0) First Things First
Welcome to the first lesson in the TinyDiffRast project! Before diving into the fun stuff, there are a few things to discuss.
Contents
Project Scope
We should start by clarifying the scope of this project. In this tiny course, we will be exploring the world of inverse rendering.
So, what is inverse rendering? We can think of regular forward rendering as a simulation of the process of photography or videography. In the real world, light is emmitted by various sources and bounces around a 3D environment interacting with different physical objects. We can take photographs and videos of the environment by capturing some of this light with a camera. Forward rendering algorithms simulate this process in virtual worlds with varying degrees of fidelity and computational efficiency. Inverse rendering algorithms aim to solve this simulation in reverse. Given a set of 2D images that were created by some process of light transport, inverse rendering seeks to deduce the properties of the 3D scene (e.g. lighting, geometry, material and camera properties) that gave rise to the images. Needless to say, the inverse problem is quite a bit harder than the forward problem, however, it is frequently a very useful problem to solve. Inverse rendering allows us to use information contained in 2D images to infer properties of 3D scenes.

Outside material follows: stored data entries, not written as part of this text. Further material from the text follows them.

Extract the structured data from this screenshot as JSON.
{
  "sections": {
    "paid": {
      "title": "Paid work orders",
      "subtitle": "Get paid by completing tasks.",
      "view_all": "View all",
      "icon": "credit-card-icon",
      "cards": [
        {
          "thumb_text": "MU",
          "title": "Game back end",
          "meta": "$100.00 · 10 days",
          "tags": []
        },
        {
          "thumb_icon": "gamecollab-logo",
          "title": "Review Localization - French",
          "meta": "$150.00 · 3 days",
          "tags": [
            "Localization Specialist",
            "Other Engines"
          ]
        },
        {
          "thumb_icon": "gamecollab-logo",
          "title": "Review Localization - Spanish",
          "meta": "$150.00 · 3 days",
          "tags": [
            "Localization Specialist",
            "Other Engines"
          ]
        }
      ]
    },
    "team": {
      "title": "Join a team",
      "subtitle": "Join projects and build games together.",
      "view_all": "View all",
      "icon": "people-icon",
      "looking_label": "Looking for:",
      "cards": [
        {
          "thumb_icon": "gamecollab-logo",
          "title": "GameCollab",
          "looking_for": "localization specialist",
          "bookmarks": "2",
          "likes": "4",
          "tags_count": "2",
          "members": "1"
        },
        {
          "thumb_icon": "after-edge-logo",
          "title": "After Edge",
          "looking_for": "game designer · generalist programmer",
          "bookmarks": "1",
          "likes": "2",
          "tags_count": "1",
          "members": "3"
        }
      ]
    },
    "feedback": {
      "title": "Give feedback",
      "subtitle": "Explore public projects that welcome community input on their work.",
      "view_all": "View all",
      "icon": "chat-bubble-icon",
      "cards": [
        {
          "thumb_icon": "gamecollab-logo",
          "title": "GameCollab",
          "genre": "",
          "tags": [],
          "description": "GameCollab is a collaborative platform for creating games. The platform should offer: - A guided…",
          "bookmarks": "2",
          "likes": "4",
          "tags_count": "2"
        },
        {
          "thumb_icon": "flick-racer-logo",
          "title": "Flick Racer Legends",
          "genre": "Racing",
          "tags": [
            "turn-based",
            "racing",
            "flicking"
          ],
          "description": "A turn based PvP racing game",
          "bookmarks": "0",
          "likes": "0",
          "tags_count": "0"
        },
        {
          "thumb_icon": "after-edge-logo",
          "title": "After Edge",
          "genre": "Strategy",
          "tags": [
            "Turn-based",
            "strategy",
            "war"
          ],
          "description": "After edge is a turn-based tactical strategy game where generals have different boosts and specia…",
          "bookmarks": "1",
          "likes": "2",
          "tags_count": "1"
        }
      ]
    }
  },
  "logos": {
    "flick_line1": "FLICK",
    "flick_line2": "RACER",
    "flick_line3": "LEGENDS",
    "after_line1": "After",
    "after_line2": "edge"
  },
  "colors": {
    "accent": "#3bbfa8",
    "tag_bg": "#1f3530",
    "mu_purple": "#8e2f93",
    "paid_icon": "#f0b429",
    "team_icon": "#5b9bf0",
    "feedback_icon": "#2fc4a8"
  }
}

The approach that is typically taken to tackle the inverse rendering problem is called differentiable rendering. Let us denote the forward rendering process as a function \(f: x \rightarrow y\), where \(x\) represents the scene parameters and \(y\) the image data, and \(f^{-1}: y \rightarrow x\) as the inverse process. Unfortunately, even when provided with \(y\) and \(f\), computing \(f^{-1}\) and \(x\) is not at all straightforward. What we can often do, however, is compute the derivative \(\frac{\partial f}{\partial x}\). This derivative is useful because it allows us to gradually update scene parameters \(x\) so as to make the image data produced by \(f(x)\) gradually more similar to some ground truth image data. This process of learning scene parameters using derivatives is very similar to the process used to train neural networks. The same optimization algorithm (gradient descent) is often used. The key difference is that, in the differentiable rendering scenario, the function \(f\) is a light transport simulation and not a neural network.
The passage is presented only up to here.